Grading

This was a more open-ended homework. Grading was 3/5 if you made a solid attempt at questions 1-8 but didn’t do anything extra (extra plots, more analysis, tables, discussion of what is going on). Anything extra you did (including for question 1-8) added points. Most tried some of the optional questions and got 4/5 points. A couple students did did 4+ optional or additional analyses plus delved deeper into questions 1-8 (5/5 points).

The following are examples of ‘extra’ analyses:

RMarkdown equation tips

The data and packages

load("ECNNO2.RData")

Load the packages.

library(MARSS)
library(ggplot2)
library(ggmap)
library(tidyr)
library(dplyr)

These are the site locations and names. Note that the site numbers do not indicate how close the sites are to each other.

There are 23 years of monthly data for each site and at each site there are 1-3 samples (tubes) taken.

The winter NO\(_2\) is higher and more variable than summer (coal plants?). You’ll focus on the winter average data for the first part of the homework and the monthly data for the second part of the homework.

Part 1

Data for part 1

dat = ECNNO2 %>% 
  subset(Month %in% c("Nov", "Dec", "Jan")) %>% 
  subset(TubeID=="E1") %>% 
  group_by(Year, SiteCode, TubeID) %>% 
  summarize(log.mean = log(mean(Value, na.rm=TRUE)))
# replace NaN with NA
dat[is.na(dat)] <- as.numeric(NA)

Make this into a matrix.

datwide <- pivot_wider( 
    dat,
    names_from = Year,
    values_from = log.mean
  )
# make into a matrix
datmat <- as.matrix(datwide[,3:23])
rownames(datmat) <- datwide$SiteCode

Questions for part 1

  1. Fit a stochastic level (random walk with drift) to estimate one regional NO\(_2\) trend from the 11 observations.
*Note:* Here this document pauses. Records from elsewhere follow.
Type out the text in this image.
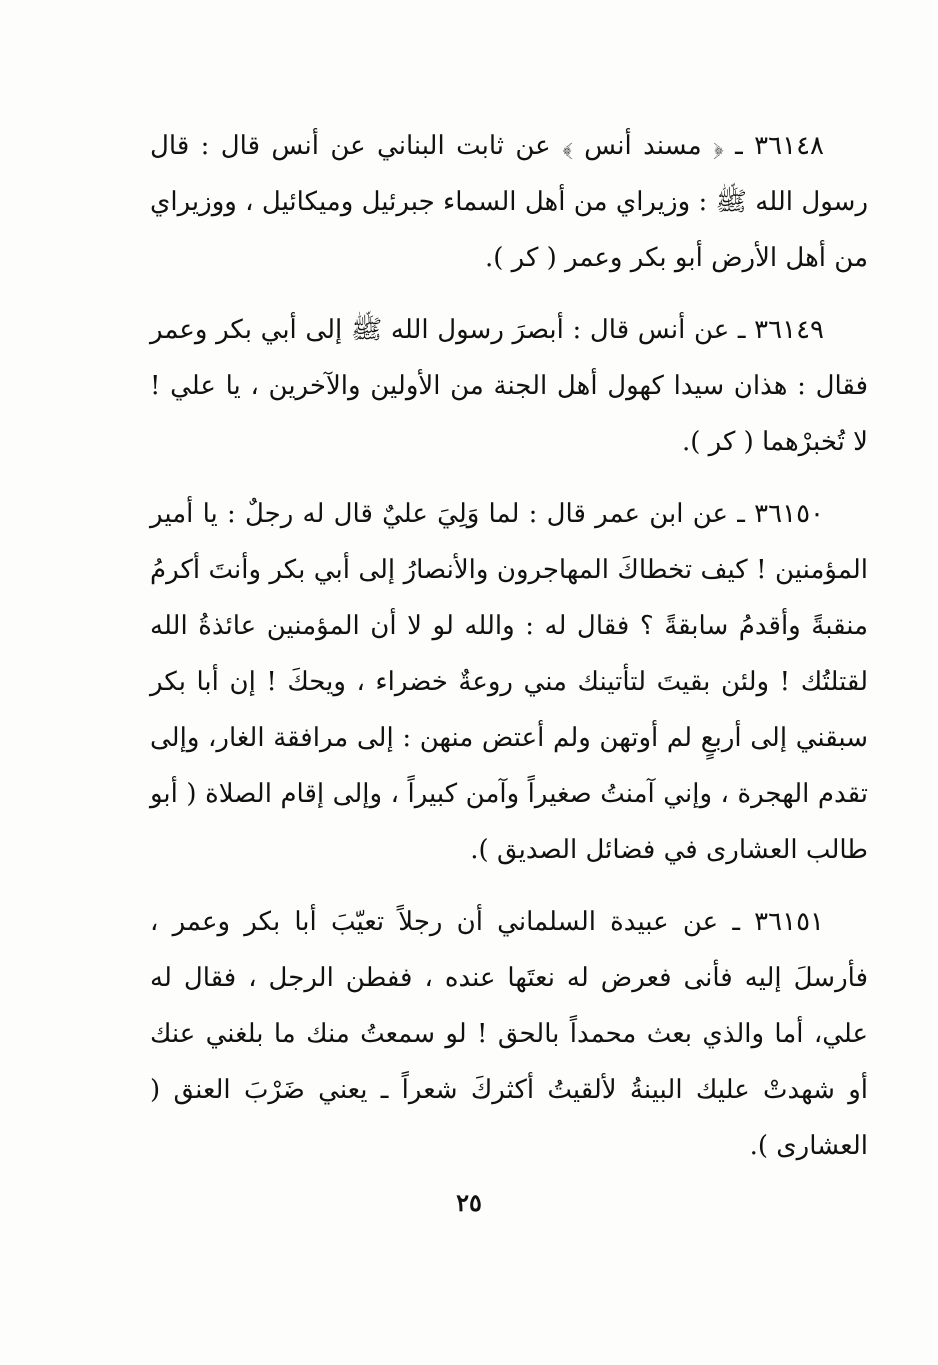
٣٦١٤٨ ـ ﴿ مسند أنس ﴾ عن ثابت البناني عن أنس قال : قال رسول الله ﷺ : وزيراي من أهل السماء جبرئيل وميكائيل ، ووزيراي من أهل الأرض أبو بكر وعمر ( كر ).

٣٦١٤٩ ـ عن أنس قال : أبصرَ رسول الله ﷺ إلى أبي بكر وعمر فقال : هذان سيدا كهول أهل الجنة من الأولين والآخرين ، يا علي ! لا تُخبرْهما ( كر ).

٣٦١٥٠ ـ عن ابن عمر قال : لما وَلِيَ عليٌ قال له رجلٌ : يا أمير المؤمنين ! كيف تخطاكَ المهاجرون والأنصارُ إلى أبي بكر وأنتَ أكرمُ منقبةً وأقدمُ سابقةً ؟ فقال له : والله لو لا أن المؤمنين عائذةُ الله لقتلتُك ! ولئن بقيتَ لتأتينك مني روعةٌ خضراء ، ويحكَ ! إن أبا بكر سبقني إلى أربعٍ لم أوتهن ولم أعتض منهن : إلى مرافقة الغار، وإلى تقدم الهجرة ، وإني آمنتُ صغيراً وآمن كبيراً ، وإلى إقام الصلاة ( أبو طالب العشارى في فضائل الصديق ).

٣٦١٥١ ـ عن عبيدة السلماني أن رجلاً تعيّبَ أبا بكر وعمر ، فأرسلَ إليه فأنى فعرض له نعتَها عنده ، ففطن الرجل ، فقال له علي، أما والذي بعث محمداً بالحق ! لو سمعتُ منك ما بلغني عنك أو شهدتْ عليك البينةُ لألقيتُ أكثركَ شعراً ـ يعني ضَرْبَ العنق ( العشارى ).

٢٥
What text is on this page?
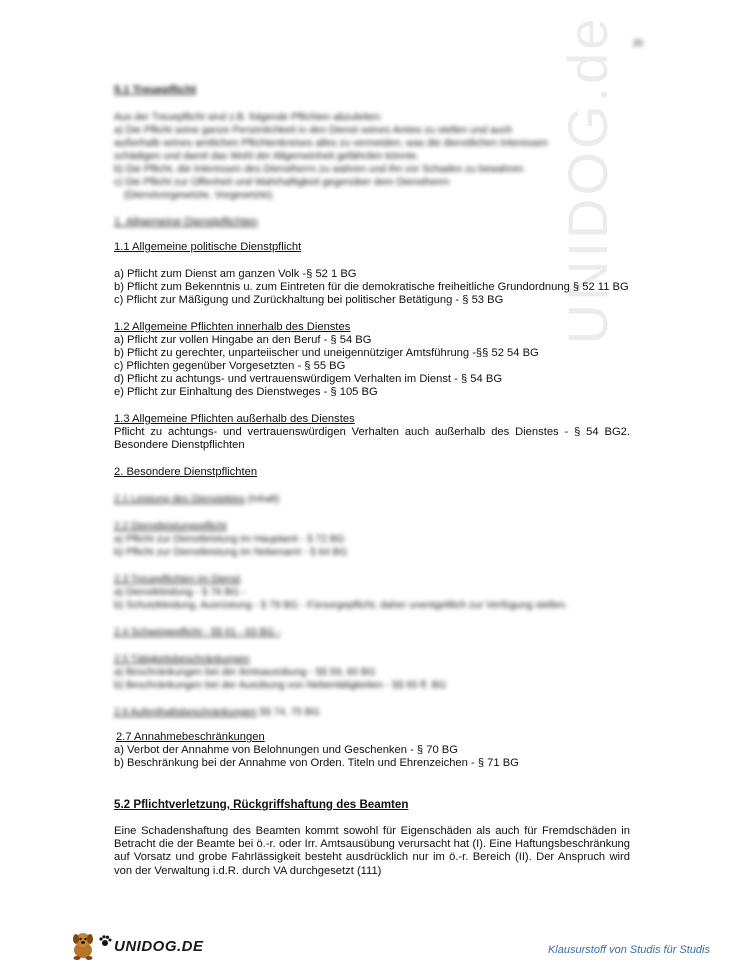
UNIDOG.de 20
5.1 Treuepflicht
Aus der Treuepflicht sind z.B. folgende Pflichten abzuleiten:
a) Die Pflicht seine ganze Persönlichkeit in den Dienst seines Amtes zu stellen und auch
außerhalb seines amtlichen Pflichtenkreises alles zu vermeiden, was die dienstlichen Interessen
schädigen und damit das Wohl der Allgemeinheit gefährden könnte.
b) Die Pflicht, die Interessen des Dienstherrn zu wahren und ihn vor Schaden zu bewahren
c) Die Pflicht zur Offenheit und Wahrhaftigkeit gegenüber dem Dienstherrn
(Dienstvorgesetzte, Vorgesetzte).
1. Allgemeine Dienstpflichten
1.1 Allgemeine politische Dienstpflicht
a) Pflicht zum Dienst am ganzen Volk -§ 52 1 BG
b) Pflicht zum Bekenntnis u. zum Eintreten für die demokratische freiheitliche Grundordnung § 52 11 BG
c) Pflicht zur Mäßigung und Zurückhaltung bei politischer Betätigung - § 53 BG
1.2 Allgemeine Pflichten innerhalb des Dienstes
a) Pflicht zur vollen Hingabe an den Beruf - § 54 BG
b) Pflicht zu gerechter, unparteiischer und uneigennütziger Amtsführung -§§ 52 54 BG
c) Pflichten gegenüber Vorgesetzten - § 55 BG
d) Pflicht zu achtungs- und vertrauenswürdigem Verhalten im Dienst - § 54 BG
e) Pflicht zur Einhaltung des Dienstweges - § 105 BG
1.3 Allgemeine Pflichten außerhalb des Dienstes
Pflicht zu achtungs- und vertrauenswürdigen Verhalten auch außerhalb des Dienstes - § 54 BG2.
Besondere Dienstpflichten
2. Besondere Dienstpflichten
2.1 Leistung des Dienstektes (Inhalt)
2.2 Dienstleistungspflicht
a) Pflicht zur Dienstleistung im Hauptamt - § 72 BG
b) Pflicht zur Dienstleistung im Nebenamt - § 64 BG
2.3 Treuepflichten im Dienst
a) Dienstkleidung - § 76 BG -
b) Schutzkleidung, Ausrüstung - § 79 BG - Fürsorgepflicht, daher unentgeltlich zur Verfügung stellen.
2.4 Schweigepflicht - §§ 61 - 63 BG -
2.5 Tätigkeitsbeschränkungen
a) Beschränkungen bei der Amtsausübung - §§ 59, 60 BG
b) Beschränkungen bei der Ausübung von Nebentätigkeiten - §§ 65 ff. BG
2.6 Aufenthaltsbeschränkungen §§ 74, 75 BG
2.7 Annahmebeschränkungen
a) Verbot der Annahme von Belohnungen und Geschenken - § 70 BG
b) Beschränkung bei der Annahme von Orden. Titeln und Ehrenzeichen - § 71 BG
5.2 Pflichtverletzung, Rückgriffshaftung des Beamten
Eine Schadenshaftung des Beamten kommt sowohl für Eigenschäden als auch für Fremdschäden in Betracht die der Beamte bei ö.-r. oder Irr. Amtsausübung verursacht hat (I). Eine Haftungsbeschränkung auf Vorsatz und grobe Fahrlässigkeit besteht ausdrücklich nur im ö.-r. Bereich (II). Der Anspruch wird von der Verwaltung i.d.R. durch VA durchgesetzt (111)
UNIDOG.DE	Klausurstoff von Studis für Studis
So 1 \(x\) and 11 \(y\). All \(y\) are observing the same \(x\). You will need to set Z and R. You can leave everything else at the default values. So your MARSS() call will look like
mod.list1 <- list(Z = matrix(1, 11, 1), 
                     R = "diagonal and unequal")
fit1 <- MARSS(datmat, model=mod.list1)

This model has an AICc value of 27.5528735.

autoplot(fit1, plot.type = "xtT")

  1. What structure(s) did you assume for the \(\mathbf{R}\) matrix (the observation variance covariance matrix)? What do the different structures mean in terms of how the observation errors are related across sites.
  • R="diagonal and equal" The observation errors independent with equal variance.
  • R=“diagonal and unequal” The observation errors independent with different variances.
  • R=“unconstrained” The observation errors can be correlated and have different variance and covariances.
  • R=“equalvarcov” The observation errors can be correlated with equal variance and one covariance.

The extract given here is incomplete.